A quanto pare la domanda giusta per gli inquirenti non è tanto cosa ci faceva Anis Amri nel piazzale della stazione di Sesto San Giovanni la notte del 23 dicembre – questione che sembra risolta con l’ipotesi che fosse in attesa di un pullman in partenza per la Calabria – ma piuttosto chi ce lo ha mandato. Chi cioè gli ha fornito tutte le coordinate indispensabili per arrivare alle tre del mattino in piazza Primo Maggio e sapere che proprio lì avrebbe trovato, scarsamente controllati, una quantità di mezzi per raggiungere il sud Italia così come l’Albania piuttosto che la Spagna.
Per uno come Amri che in Italia aveva vissuto 4 anni ma tutti in carcere e in Sicilia, tanto che proprio dalle nostre autorità nel febbraio scorso era stato spedito un fascicolo su di lui alla Germania, informazioni di quel genere non potevano essere note: dall’esistenza di una linea sostitutiva della metropolitana che porta fino a Sesto San Giovanni dopo l’una di notte, ai pullman in partenza per l’estero dal piazzale della stazione di Sesto. Bisogna essere del luogo, averlo sperimentato, conoscere gli orari, i tragitti. Per uno come Amri, che viveva in Germania da circa un anno, era impossibile saperlo. In altre parole, il terrorista tunisino della strage di Berlino ucciso lo scorso venerdì notte, aveva un basista in Italia e probabilmente proprio a Sesto San Giovanni. O magari a Cinisello Balsamo, paesone industriale attaccato a Sesto, il luogo da cui era ripartito il camion guidato dal polacco Lukas Urban, ucciso poche ore prima che Amri schiacciasse con il suo Tir una decina di persone al mercatino di Natale di Breitscheidplatz.
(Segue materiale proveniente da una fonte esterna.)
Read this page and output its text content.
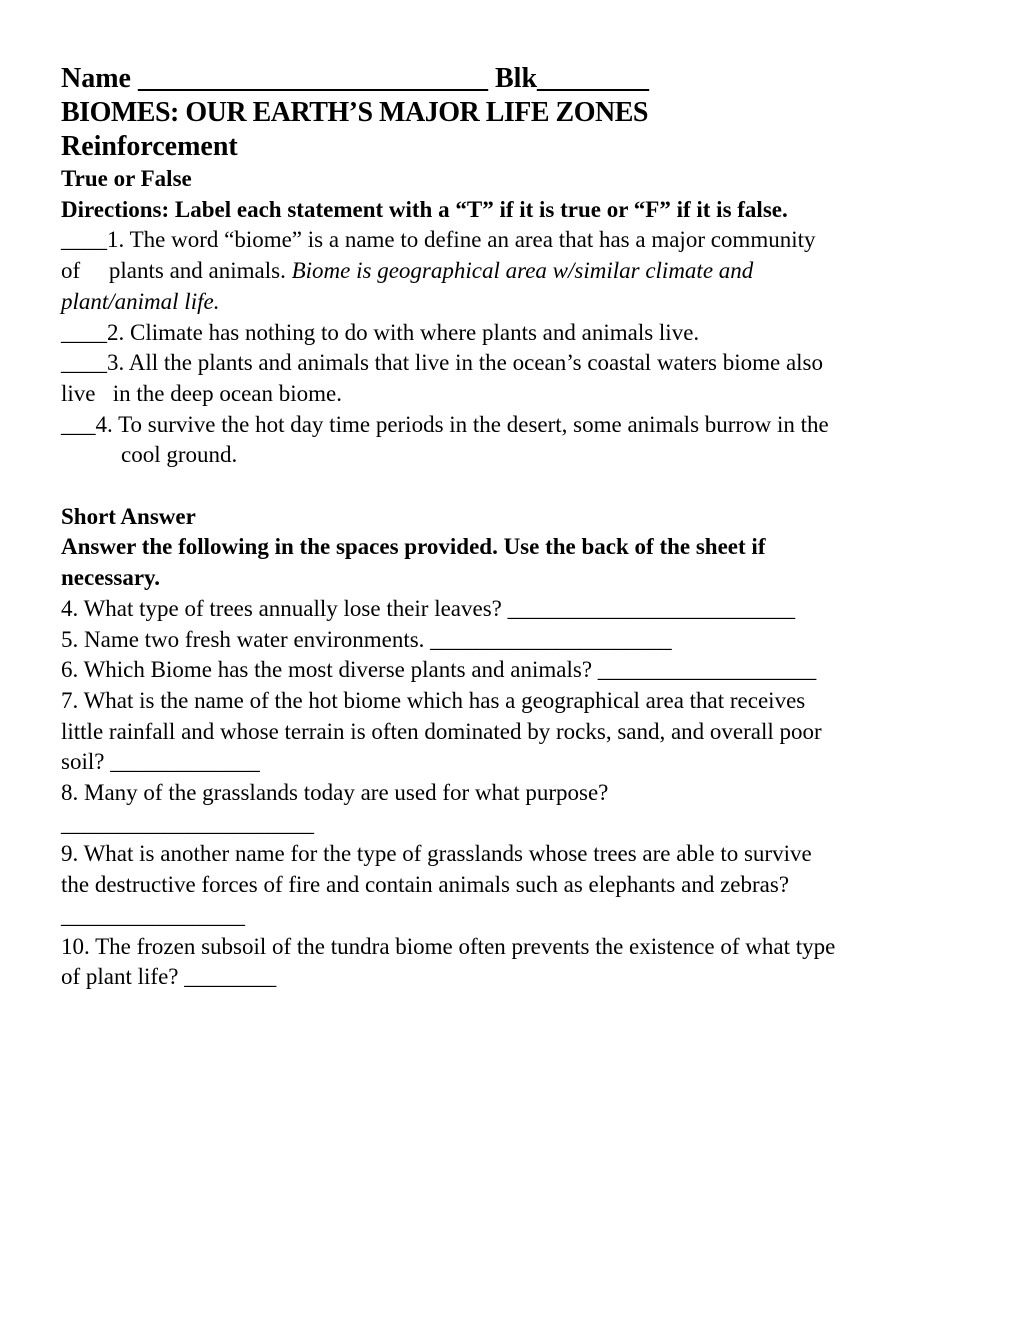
Name _________________________ Blk________
BIOMES: OUR EARTH’S MAJOR LIFE ZONES
Reinforcement
True or False
Directions: Label each statement with a “T” if it is true or “F” if it is false.
____1. The word “biome” is a name to define an area that has a major community
of     plants and animals. Biome is geographical area w/similar climate and
plant/animal life.
____2. Climate has nothing to do with where plants and animals live.
____3. All the plants and animals that live in the ocean’s coastal waters biome also
live   in the deep ocean biome.
___4. To survive the hot day time periods in the desert, some animals burrow in the
cool ground.
Short Answer
Answer the following in the spaces provided. Use the back of the sheet if
necessary.
4. What type of trees annually lose their leaves? _________________________
5. Name two fresh water environments. _____________________
6. Which Biome has the most diverse plants and animals? ___________________
7. What is the name of the hot biome which has a geographical area that receives
little rainfall and whose terrain is often dominated by rocks, sand, and overall poor
soil? _____________
8. Many of the grasslands today are used for what purpose?
______________________
9. What is another name for the type of grasslands whose trees are able to survive
the destructive forces of fire and contain animals such as elephants and zebras?
________________
10. The frozen subsoil of the tundra biome often prevents the existence of what type
of plant life? ________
Qualcuno che forse gli ha segnalato proprio quel camion e poi gli ha spiegato dove arrivare, quando arrivarci e come. Un basista “italiano” che adesso gli investigatori stanno cercando di individuare lavorando su tutti i contatti di Amri: dalle carceri, dove sono state eseguite diverse perquisizioni, a un paio di abitazioni nei pressi di Latina, controllate ieri dalla Digos, dove il giovane era stato ospitato brevemente nel 2015 e dove, si ipotizza, potrebbe aver cercato di tornare.
Fino ai 12 contatti italiani registrati sul cellulare abbandonato sul Tir della strage. Telefonino che ieri ha consentito agli inquirenti tedeschi di fermare un presunto fiancheggiatore di Anis Amri, un tunisino di 40 anni bloccato a “Berlin Tempelhof”, che avrebbe ricevuto 10 minuti prima della strage un messaggio dallo smartphone del giovane terrorista. Il quale sembra abbia mandato sia sms che messaggi vocali fino a un attimo prima di schiantarsi sulla folla e poi fuggire.
Una fuga preparata con cura, mai banale e in perfetta solitudine, come confermano anche le immagini diffuse ieri dalla polizia che riprendono Amri alla stazione di Torino Porta Nuova, dove è rimasto per due ore senza mai uscirne. Un migliaio di euro in tasca per pagamenti esclusivamente in contanti, e solo una sim telefonica promozionale acquistata in Olanda il giorno dopo la strage ma non ancora staccata dalla tessera di plastica in cui era stata venduta.
Impossibile da intercettare, Amri è riuscito così a muoversi attraverso le frontiere di Germania, Olanda, Francia e Italia in grande scioltezza. Anche la scelta di treni diversi e tutti regionali in Italia, dimostrano una conoscenza di orari e dei luoghi non comune da parte di qualcuno che in loco aveva pianificato per Amri ogni minimo spostamento. Persino il tragitto a piedi dalla Stazione Centrale lungo via Vitruvio fino a Piazzale Lima per prendere un autobus sostitutivo, rivelano l’accortezza di evitare il più possibile le telecamere della sorvegliatissima metropolitana milanese e rimandano all’idea di una scelta guidata da qualcuno che conosce il territorio molto meglio di quanto fosse possibile ad Amri. E che la sera del 23 dicembre, prima che la pattuglia della polizia fermasse per sempre la fuga del tunisino, se ne stava probabilmente ben nascosto nella ex Stalingrado d’Italia.